On the face of it, it is a regular Romeo-Juliet narrative. Rich upper caste girl meets poor lower caste boy, they fall in love and the upper caste family opposes it. The lovers elope, but social pressures don’t allow their love story to end the way the audience has been gently and powerfully led into wanting. It had all the elements of Bollywood film-making. Great song-and-dance sequences, high-speed shots, a cute hero who played cricket well and was a topper in class—ticking every box of ‘real Bollywood hero’. Except he was not macho. The girl, on the other hand, drove a tractor and did things that are not traditionally feminine in images of popular culture. It took all the elements of Bollywood and turned all the stereotyping on its head. It broke gender biases in the way it was cast and the way the characters and scenes were written. It spoke effortlessly about the ills of caste politics without being didactic. It dealt with complex issues without trivialising them. And it was a blockbuster.

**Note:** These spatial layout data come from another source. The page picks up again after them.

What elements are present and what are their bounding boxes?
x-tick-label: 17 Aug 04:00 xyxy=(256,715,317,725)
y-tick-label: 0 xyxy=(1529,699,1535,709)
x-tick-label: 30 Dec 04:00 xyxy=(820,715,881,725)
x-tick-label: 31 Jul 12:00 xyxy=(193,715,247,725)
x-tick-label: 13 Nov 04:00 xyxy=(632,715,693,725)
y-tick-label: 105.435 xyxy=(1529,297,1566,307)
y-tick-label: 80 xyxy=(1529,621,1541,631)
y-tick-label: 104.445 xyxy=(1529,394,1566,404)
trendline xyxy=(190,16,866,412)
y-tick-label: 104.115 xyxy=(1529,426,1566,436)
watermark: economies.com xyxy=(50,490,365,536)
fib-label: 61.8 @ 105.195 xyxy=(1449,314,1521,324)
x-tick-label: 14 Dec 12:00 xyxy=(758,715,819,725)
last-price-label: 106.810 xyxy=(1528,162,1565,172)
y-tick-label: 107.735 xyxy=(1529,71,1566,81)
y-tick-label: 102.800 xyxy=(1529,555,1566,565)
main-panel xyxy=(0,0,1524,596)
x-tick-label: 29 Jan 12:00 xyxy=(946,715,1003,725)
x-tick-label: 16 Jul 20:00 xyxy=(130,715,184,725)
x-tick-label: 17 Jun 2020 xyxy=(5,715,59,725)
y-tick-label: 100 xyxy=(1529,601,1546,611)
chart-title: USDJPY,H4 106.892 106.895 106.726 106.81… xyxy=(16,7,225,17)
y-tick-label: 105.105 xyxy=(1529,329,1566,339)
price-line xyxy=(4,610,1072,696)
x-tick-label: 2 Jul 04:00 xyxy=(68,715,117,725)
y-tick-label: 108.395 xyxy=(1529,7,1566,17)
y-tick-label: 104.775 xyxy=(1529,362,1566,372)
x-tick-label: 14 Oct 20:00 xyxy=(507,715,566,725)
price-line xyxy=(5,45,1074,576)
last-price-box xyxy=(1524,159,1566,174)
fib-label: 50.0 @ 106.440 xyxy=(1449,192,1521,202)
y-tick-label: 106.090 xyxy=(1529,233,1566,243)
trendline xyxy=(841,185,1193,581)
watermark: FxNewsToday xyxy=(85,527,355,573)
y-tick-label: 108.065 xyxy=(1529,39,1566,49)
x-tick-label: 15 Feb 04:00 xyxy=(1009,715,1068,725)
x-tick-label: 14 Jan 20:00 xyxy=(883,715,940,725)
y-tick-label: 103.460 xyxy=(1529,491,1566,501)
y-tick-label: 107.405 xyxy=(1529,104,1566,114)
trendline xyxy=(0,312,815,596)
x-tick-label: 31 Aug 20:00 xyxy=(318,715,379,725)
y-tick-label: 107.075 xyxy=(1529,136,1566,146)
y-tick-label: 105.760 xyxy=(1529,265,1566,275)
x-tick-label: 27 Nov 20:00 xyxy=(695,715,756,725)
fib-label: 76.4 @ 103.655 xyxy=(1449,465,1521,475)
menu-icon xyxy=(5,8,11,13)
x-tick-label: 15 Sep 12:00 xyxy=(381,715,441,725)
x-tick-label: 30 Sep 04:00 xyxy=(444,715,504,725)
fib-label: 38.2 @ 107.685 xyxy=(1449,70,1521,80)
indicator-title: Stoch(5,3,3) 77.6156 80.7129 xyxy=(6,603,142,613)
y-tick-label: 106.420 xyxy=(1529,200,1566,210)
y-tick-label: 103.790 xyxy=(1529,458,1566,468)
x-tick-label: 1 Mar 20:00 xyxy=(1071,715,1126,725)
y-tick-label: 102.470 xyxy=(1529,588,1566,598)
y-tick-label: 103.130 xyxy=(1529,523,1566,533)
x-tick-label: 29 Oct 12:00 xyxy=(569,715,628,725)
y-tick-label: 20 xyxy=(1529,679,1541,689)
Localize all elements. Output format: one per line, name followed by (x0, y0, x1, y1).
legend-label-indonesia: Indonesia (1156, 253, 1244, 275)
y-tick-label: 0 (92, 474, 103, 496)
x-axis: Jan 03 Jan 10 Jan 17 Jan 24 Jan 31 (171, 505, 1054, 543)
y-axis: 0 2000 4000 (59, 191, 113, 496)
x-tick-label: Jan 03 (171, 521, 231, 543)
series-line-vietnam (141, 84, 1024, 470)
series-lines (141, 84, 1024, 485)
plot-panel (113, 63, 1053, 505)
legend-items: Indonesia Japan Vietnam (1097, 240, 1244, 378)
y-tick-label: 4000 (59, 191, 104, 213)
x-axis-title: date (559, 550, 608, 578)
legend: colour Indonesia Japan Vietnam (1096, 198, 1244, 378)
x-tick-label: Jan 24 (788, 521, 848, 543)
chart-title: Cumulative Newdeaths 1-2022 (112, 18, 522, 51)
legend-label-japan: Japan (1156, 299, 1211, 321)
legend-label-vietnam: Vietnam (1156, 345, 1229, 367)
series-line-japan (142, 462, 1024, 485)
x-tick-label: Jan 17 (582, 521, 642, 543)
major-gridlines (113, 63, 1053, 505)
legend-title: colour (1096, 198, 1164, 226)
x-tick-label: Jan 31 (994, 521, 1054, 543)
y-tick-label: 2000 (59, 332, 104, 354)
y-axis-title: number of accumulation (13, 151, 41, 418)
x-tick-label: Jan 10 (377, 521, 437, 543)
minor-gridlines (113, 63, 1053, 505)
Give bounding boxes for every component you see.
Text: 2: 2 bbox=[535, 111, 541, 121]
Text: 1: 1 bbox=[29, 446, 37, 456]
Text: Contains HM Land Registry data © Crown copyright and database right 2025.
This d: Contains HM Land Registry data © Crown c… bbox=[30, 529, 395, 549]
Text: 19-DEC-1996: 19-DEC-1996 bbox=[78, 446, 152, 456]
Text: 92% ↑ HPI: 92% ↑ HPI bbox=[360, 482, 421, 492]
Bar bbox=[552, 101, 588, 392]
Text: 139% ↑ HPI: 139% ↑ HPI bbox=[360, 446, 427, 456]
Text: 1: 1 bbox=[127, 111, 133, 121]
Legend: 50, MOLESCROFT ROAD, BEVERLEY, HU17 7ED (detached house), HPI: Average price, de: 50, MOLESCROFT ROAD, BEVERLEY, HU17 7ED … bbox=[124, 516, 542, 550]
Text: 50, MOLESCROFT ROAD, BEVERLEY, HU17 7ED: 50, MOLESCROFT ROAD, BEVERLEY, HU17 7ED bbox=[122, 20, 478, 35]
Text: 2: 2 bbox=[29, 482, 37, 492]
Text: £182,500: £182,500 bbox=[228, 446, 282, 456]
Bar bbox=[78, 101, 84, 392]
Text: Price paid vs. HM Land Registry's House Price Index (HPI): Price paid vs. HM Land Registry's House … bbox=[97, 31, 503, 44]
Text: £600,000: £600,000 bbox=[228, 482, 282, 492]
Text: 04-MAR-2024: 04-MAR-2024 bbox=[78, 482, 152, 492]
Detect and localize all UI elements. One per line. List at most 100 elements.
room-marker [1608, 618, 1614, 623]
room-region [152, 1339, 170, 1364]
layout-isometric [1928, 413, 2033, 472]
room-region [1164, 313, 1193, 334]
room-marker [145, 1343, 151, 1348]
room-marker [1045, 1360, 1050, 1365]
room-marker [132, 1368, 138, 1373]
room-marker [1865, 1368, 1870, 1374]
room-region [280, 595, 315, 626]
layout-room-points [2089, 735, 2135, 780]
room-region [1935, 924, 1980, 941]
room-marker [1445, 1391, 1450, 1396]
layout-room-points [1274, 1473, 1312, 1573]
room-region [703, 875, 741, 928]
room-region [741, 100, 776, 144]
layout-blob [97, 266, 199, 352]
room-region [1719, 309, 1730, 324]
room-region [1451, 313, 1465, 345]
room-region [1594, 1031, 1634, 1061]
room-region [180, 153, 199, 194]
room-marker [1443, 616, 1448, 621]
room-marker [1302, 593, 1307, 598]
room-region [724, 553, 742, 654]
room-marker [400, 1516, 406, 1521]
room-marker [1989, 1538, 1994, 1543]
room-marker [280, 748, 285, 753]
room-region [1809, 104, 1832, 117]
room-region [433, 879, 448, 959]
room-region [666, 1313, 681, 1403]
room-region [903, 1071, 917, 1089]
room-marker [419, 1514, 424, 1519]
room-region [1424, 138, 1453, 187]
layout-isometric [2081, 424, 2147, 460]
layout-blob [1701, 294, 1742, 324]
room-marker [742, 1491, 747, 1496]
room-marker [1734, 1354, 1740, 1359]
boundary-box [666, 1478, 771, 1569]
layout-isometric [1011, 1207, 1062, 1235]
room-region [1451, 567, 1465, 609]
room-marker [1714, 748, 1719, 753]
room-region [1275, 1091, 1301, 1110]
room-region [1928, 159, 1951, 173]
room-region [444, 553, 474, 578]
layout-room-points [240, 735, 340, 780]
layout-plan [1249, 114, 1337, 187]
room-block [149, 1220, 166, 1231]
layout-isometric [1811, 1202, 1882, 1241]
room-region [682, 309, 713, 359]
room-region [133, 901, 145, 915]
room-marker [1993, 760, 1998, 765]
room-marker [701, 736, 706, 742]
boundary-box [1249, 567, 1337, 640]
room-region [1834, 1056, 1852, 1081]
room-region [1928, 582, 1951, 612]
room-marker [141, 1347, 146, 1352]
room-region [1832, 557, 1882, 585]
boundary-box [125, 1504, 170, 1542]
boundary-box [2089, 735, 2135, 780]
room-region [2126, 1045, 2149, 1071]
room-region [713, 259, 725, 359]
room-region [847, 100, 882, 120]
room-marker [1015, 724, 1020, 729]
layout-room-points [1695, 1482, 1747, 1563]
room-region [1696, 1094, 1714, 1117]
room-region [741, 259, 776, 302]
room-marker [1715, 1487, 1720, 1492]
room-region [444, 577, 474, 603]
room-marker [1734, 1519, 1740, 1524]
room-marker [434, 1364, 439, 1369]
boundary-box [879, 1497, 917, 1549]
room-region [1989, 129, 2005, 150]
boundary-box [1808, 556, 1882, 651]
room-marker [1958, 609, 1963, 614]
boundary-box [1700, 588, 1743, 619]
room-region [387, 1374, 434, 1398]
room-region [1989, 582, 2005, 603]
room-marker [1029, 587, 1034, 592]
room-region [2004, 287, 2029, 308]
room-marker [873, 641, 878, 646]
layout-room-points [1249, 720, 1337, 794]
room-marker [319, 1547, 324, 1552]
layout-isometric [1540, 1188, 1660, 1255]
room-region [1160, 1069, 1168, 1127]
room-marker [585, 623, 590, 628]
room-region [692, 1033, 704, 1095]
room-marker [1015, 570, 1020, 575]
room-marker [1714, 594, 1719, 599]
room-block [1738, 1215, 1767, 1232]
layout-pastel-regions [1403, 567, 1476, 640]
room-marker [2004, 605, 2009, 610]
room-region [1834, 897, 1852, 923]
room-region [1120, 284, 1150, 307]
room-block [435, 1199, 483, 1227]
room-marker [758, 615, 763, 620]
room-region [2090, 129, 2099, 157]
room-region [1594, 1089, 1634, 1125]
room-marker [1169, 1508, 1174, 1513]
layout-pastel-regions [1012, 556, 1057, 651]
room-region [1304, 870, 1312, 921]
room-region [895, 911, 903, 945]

Once I was shooting in Santiniketan, the place where Rabindranath Tagore had established his “ideal university”. On one of my break days, I took a cycle-rickshaw tour around the museums and art galleries in the university area. The rickshaw-puller, a Class 5 dropout, told me everything about Tagore’s poetry, the phase in his life where he took a break from writing to paint and how that contributed to his later poems, his friendship with W.B. Yeats…. How did the dropout know all this? Was he an exception? The answer is simple: in Santiniketan, it’s popular culture.

So, what the “masses” like does not necessarily have to be wrong, stupid and irresponsible. The dumbing-down of popular culture by its creators and blaming it on the so-called lowest common denominator is sinister in its elitist, regressive and lazy stance. Mass culture plays a key role in shaping many aspects of society and it can bring about change and innovation in thinking. A widely used example is Upton Sinclair’s novel The Jungle, which sparked a food revolution in America.

In India, Bollywood and cricket are the dominant forms of popular culture. The music we listen to, the TV programmes we watch, our festival celebrations, fashion icons and trends, and even tourist destinations, are all guided by the popular films. Many countries want to subsidise Bollywood shoots because showcasing their country through Bollywood films brightens the prospects of tourism in those places—the influence of mass culture in shaping people’s tastes and opinions is that deep.

In many ways, mass culture helps the young people understand and construct their identities. It is not only about entertainment. It is about mass identity, education and our notions of a just democratic society where we stop mainstreaming any form of discrimination. Should mass culture then have certain standards and responsibility? Rape is brutal, so is it alright to crack rape jokes? Where most people are dark-skinned and many kids face self-esteem issues because of colourism, should skin colour be ridiculed? Any form of power comes with a great amount of responsibility, else it can get abusive. Popular culture is no different.